I could use a little advice on the following situation. I live in a 100 year old house, and after stripping the wall paper in two rooms, I hired a well rated plasterer to skim coat the horse hair plaster walls to bring them up to paint-ready condition. Though the skim coating was well done, smooth and tight, major cracking is now developing everywhere less than a week after job completion. We're talking five and six foot long cracks, two and three per wall. It's pretty obvious that the skim coat isn't bonding to the original plaster in many places. The contractor will stop by tomorrow to look and come up with a plan.

How should we go about fixing this?

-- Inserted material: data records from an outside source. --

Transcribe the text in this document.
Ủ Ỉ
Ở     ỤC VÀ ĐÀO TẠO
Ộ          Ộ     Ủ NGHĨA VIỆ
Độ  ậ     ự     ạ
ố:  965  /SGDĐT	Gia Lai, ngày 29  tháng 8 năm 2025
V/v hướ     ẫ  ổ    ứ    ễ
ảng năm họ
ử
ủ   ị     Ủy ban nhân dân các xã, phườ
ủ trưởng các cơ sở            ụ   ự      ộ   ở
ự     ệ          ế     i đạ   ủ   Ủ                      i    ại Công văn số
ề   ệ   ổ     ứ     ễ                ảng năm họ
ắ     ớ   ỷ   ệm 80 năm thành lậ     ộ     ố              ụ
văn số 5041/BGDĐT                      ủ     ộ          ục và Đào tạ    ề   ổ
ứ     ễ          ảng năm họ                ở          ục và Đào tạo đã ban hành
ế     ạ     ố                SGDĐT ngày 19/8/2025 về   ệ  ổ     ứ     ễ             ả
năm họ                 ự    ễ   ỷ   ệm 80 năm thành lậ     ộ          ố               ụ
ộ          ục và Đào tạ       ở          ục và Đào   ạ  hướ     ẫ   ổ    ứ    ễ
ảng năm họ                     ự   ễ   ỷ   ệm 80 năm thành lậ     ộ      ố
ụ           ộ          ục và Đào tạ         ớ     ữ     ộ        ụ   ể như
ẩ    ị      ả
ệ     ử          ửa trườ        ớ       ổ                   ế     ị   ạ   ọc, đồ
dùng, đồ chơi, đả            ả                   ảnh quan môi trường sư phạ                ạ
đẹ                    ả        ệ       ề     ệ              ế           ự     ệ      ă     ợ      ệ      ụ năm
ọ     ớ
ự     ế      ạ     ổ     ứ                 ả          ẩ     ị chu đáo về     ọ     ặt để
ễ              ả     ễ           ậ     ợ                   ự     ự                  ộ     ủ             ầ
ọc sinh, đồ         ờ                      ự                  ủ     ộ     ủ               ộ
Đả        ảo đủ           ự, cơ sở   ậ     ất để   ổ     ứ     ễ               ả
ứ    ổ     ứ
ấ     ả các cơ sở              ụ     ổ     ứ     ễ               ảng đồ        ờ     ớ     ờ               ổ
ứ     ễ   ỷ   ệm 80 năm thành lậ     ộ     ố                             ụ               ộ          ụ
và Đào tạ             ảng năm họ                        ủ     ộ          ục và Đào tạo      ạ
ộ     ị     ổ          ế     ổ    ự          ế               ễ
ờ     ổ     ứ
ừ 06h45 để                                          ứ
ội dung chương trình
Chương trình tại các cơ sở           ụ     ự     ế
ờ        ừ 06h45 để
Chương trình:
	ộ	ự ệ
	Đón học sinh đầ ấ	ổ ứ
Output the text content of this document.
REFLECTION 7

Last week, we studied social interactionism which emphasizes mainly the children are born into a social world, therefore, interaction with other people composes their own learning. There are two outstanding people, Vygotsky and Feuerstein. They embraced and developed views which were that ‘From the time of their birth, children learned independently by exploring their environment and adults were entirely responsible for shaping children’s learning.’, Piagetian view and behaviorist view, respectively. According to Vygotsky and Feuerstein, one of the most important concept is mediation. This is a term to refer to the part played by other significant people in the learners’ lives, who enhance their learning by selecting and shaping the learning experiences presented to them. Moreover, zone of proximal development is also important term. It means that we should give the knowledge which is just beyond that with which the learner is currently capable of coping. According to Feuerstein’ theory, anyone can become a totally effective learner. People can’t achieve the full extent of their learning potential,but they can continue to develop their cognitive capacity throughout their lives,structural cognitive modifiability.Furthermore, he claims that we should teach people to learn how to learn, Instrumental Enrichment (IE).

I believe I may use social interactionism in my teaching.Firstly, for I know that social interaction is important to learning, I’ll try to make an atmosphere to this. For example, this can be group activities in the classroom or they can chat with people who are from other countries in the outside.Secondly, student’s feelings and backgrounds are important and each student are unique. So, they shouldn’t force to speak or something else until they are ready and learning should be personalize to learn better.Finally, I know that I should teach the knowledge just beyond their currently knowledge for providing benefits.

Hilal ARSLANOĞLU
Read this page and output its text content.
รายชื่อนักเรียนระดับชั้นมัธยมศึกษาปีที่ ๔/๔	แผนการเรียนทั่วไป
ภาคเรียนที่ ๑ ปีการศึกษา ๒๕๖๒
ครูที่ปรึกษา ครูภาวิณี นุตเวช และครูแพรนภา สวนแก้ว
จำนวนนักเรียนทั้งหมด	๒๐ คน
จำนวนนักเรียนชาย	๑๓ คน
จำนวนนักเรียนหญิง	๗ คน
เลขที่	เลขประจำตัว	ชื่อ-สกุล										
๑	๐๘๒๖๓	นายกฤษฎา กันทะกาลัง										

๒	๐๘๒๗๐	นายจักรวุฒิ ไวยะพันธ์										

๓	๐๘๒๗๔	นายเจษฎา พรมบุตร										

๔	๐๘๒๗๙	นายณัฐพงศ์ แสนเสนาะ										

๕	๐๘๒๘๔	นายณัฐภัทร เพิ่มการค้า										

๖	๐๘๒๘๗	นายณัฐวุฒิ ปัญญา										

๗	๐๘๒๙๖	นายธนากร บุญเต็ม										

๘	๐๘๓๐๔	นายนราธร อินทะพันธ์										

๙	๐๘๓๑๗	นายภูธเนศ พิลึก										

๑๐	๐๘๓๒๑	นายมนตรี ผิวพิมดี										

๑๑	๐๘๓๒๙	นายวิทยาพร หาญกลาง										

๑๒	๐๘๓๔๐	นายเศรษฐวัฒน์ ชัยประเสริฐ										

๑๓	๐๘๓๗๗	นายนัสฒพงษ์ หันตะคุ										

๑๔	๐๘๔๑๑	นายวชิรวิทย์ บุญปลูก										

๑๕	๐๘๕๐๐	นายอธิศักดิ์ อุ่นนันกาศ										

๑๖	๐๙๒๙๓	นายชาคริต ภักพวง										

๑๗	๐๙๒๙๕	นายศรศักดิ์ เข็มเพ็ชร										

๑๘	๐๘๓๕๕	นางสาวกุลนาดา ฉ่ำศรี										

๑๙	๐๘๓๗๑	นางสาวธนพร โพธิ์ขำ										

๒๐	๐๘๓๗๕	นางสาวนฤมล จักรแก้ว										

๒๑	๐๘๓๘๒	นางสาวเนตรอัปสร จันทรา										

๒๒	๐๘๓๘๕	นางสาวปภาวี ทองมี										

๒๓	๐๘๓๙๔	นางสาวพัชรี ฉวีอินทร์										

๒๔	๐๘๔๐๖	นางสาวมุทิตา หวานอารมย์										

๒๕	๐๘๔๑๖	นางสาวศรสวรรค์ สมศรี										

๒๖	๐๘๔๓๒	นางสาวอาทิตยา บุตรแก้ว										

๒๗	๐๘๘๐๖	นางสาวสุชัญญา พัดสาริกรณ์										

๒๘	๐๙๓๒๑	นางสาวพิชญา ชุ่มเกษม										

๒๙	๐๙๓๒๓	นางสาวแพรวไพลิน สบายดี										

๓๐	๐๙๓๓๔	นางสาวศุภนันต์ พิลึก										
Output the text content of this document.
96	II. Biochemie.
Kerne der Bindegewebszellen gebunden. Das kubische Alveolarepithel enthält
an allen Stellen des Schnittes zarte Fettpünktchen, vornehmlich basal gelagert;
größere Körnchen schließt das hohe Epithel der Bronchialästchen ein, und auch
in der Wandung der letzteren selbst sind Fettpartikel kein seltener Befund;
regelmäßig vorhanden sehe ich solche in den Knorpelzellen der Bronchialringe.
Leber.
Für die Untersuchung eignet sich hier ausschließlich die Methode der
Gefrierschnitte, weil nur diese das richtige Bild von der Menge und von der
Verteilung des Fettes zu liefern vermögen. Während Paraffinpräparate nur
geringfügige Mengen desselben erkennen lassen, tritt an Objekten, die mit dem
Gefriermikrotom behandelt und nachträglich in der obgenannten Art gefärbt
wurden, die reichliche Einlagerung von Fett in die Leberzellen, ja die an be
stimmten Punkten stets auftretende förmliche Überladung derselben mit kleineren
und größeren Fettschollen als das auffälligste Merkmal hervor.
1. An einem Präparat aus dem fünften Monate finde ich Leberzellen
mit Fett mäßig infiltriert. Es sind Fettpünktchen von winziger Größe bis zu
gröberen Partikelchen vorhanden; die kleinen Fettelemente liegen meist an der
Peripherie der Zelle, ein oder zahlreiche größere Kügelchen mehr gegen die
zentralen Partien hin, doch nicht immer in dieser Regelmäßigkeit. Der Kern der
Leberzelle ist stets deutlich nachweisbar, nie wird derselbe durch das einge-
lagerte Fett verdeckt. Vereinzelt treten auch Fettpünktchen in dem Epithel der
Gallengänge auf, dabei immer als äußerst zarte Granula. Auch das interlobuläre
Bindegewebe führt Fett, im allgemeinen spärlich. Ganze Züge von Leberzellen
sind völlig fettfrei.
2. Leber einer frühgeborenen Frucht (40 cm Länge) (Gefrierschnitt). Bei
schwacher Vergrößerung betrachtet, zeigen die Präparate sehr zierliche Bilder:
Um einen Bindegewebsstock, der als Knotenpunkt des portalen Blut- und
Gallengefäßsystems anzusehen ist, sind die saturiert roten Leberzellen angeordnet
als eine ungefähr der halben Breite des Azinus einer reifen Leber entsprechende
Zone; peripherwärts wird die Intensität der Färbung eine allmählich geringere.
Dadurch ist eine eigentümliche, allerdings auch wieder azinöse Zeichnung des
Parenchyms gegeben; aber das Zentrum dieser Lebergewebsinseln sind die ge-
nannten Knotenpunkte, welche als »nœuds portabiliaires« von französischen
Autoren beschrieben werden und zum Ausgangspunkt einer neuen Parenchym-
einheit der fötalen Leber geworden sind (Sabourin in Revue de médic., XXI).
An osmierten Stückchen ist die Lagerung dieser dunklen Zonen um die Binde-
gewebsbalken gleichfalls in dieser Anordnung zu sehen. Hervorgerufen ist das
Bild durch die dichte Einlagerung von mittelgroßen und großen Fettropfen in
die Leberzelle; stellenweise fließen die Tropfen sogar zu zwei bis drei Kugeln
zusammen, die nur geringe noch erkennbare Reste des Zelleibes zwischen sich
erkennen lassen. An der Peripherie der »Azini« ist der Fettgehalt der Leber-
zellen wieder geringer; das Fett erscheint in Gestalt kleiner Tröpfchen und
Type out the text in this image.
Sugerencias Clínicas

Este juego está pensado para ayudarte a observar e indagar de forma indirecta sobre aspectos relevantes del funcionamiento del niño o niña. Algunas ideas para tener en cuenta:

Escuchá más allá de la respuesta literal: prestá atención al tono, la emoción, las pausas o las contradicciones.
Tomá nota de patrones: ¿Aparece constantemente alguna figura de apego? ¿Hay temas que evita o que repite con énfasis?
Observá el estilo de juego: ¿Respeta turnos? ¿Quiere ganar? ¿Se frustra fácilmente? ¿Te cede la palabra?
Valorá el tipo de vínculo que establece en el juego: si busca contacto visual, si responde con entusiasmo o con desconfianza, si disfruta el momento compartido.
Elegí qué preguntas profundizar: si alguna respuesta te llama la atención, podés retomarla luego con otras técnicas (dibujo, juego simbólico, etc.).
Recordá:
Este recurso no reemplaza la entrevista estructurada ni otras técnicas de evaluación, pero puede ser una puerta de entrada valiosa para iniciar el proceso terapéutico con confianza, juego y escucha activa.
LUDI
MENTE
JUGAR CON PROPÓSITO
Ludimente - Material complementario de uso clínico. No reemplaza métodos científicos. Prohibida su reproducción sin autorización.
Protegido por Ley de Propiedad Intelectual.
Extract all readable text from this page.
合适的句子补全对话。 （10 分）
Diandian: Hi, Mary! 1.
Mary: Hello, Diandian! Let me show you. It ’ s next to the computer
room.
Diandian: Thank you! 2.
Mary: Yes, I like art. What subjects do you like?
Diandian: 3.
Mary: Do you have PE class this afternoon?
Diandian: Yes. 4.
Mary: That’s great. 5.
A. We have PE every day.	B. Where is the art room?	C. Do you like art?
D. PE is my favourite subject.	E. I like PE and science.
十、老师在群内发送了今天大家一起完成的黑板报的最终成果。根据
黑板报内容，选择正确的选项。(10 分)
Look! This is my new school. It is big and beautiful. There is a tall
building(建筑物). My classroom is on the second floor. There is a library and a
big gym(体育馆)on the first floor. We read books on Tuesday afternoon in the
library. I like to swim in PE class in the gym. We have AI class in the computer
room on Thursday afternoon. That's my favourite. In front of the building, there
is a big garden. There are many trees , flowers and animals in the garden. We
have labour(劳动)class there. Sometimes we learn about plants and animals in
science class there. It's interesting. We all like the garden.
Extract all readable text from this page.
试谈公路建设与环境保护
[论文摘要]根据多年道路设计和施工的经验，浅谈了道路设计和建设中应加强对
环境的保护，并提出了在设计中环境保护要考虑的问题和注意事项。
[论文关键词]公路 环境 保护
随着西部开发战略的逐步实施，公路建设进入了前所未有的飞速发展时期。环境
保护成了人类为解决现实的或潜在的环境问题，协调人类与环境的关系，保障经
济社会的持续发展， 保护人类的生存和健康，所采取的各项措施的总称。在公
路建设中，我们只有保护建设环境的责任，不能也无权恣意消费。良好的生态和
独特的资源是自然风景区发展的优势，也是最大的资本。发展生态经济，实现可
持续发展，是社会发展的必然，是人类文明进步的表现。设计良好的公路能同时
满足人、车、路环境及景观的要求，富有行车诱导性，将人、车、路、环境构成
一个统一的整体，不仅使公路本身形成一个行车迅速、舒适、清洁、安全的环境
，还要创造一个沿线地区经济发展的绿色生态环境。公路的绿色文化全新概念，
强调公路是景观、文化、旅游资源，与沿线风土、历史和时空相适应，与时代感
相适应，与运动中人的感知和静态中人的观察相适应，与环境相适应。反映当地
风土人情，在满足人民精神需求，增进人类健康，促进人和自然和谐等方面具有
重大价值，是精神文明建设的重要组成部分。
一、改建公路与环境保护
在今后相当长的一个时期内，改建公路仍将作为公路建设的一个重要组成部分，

I'm thinking the recent skim coat will have to be removed as much as possible, then a bonding agent (Plaster-Weld or Weld-O-Bond) applied, then re-skim coat. The reason I'd rather have plaster is to cut down on dust that joint compound would otherwise cause. I have done 2 rooms with j/c 5 years ago and they still look great, but I just don't have the patience anymore. Also, blue boarding was not an option I wanted to pursue since I wanted to preserve the wood molding. Likewise, I am not considering removing the horse hair plaster as it's in great shape, just not immediately paintable.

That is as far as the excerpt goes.